I feel a little lost, but mainly because I planned for this to be day one, the commencement, the start the... nothing. It was just the first interview to go over the process and give me one more chance to back out. I didn’t back out, I thought about it, cried over it, but still signed up for it.

I weighed in gave myself 243 days to lose 42 pounds.

My biggest struggle is to trust the process. I struggle with trust on a good day, but when I am trusting professional strangers to provide me with the answers I have spent my life looking for, wishing for and dreaming of... it’s hard to trust.

The coordinator even touched on the fact that some of the people start out believing it’s a scam, herself included. A team of people to guide you on a custom program and they’re going to reimburse you everything when you hit your goal – scam.

The saving grace and deciding factor for me is – there is nothing but food on this program. There are no pills, supplements, protein shakes, cleanses or detox. It’s using food as a medicine to correct what ails you, based on your own DNA. It’s a program of fitness, portion control and whole foods with the guidance to use them together and correctly.

The coming week will be full of the process, a saliva test to start the genetic testing, an interview and fitness test with a registered dietitian, a resting metabolic test and patience while the program is designed for me.

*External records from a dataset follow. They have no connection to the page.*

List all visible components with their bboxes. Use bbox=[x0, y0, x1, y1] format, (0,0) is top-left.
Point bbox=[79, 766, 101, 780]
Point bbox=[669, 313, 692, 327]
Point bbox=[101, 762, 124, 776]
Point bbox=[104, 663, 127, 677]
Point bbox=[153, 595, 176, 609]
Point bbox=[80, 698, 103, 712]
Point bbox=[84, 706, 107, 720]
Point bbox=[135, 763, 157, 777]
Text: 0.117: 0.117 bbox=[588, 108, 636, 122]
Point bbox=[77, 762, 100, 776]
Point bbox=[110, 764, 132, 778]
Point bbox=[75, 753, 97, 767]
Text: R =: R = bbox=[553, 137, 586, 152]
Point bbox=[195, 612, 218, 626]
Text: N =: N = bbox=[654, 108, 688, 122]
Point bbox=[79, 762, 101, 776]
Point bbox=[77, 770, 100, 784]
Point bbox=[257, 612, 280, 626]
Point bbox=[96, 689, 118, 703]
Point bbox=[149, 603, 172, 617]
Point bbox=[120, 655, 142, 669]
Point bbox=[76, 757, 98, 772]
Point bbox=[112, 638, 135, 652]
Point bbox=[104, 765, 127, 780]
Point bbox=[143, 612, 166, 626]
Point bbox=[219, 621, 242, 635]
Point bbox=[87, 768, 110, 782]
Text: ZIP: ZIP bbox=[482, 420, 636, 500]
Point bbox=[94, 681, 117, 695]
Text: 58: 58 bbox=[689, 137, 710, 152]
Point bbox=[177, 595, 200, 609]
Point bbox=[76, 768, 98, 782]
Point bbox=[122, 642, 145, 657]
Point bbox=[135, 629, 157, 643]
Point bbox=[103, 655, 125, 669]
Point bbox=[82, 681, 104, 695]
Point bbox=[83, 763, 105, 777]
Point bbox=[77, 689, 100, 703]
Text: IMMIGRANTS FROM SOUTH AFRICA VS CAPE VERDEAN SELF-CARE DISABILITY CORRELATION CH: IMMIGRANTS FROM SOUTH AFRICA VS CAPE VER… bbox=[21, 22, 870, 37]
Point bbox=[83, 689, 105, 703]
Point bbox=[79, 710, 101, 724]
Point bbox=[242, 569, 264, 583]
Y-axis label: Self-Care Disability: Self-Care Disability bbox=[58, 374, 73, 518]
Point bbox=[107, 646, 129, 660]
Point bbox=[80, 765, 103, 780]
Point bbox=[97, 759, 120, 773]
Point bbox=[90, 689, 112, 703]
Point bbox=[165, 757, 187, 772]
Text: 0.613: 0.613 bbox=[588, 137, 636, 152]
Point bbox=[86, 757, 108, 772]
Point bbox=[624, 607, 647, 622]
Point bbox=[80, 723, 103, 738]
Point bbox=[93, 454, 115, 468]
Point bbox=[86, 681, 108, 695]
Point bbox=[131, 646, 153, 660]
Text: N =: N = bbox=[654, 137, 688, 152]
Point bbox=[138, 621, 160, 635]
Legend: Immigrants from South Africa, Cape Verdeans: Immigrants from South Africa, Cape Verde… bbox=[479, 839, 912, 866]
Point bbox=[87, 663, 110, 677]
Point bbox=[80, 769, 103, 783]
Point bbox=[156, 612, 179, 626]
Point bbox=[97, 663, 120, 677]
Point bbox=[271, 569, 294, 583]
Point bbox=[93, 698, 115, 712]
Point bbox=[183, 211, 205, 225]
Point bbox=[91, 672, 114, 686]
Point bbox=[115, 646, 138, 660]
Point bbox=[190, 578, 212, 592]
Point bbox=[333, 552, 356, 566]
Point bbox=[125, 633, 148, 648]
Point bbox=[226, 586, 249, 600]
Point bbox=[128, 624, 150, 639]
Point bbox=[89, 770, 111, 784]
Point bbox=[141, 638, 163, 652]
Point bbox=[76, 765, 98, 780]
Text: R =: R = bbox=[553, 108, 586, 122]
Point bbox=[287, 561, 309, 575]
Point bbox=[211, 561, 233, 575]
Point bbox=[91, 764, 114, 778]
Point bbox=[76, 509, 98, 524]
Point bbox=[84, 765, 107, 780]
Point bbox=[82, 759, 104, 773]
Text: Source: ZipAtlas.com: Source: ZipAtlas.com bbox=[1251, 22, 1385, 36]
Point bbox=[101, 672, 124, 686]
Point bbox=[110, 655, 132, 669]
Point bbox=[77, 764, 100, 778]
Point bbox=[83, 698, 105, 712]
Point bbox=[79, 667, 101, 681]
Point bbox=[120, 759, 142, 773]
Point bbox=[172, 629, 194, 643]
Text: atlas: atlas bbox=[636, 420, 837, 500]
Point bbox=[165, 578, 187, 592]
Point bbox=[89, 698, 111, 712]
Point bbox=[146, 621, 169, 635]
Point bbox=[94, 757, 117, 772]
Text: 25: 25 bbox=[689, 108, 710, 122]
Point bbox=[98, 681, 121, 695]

Then in 3 weeks a package comes to my house with my plan, my fitness equipment, scale and portion control containers, a fitness tracker and a plan, including a book on me, based on the 42 point genetic test. Like what fitness will work, if I actually have the lazy gene or the fat gene, how my body breaks down starches and fats.

I still don’t believe it.

I still feel like this might be a scam.

But I also know that if this doesn’t work, nothing will; a team of experts and a custom plan. I have 9 months to lose 42 pounds.

Richard is in full support, but worries about my mental state if it doesn’t work. I can’t promise I’ll be ok, in fact I know if this doesn’t work I won’t be, but that is future Melanie’s problem.

This Melanie is going for it.

Now I need to spend the next 21 days doing what I can to lose or maintain before my plan arrives.

So far... I’m hungry and scared to eat; which is also why I’m excited to have a cognitive behavioral therapist as part of my team.

Who knew losing weight would be my big adventure?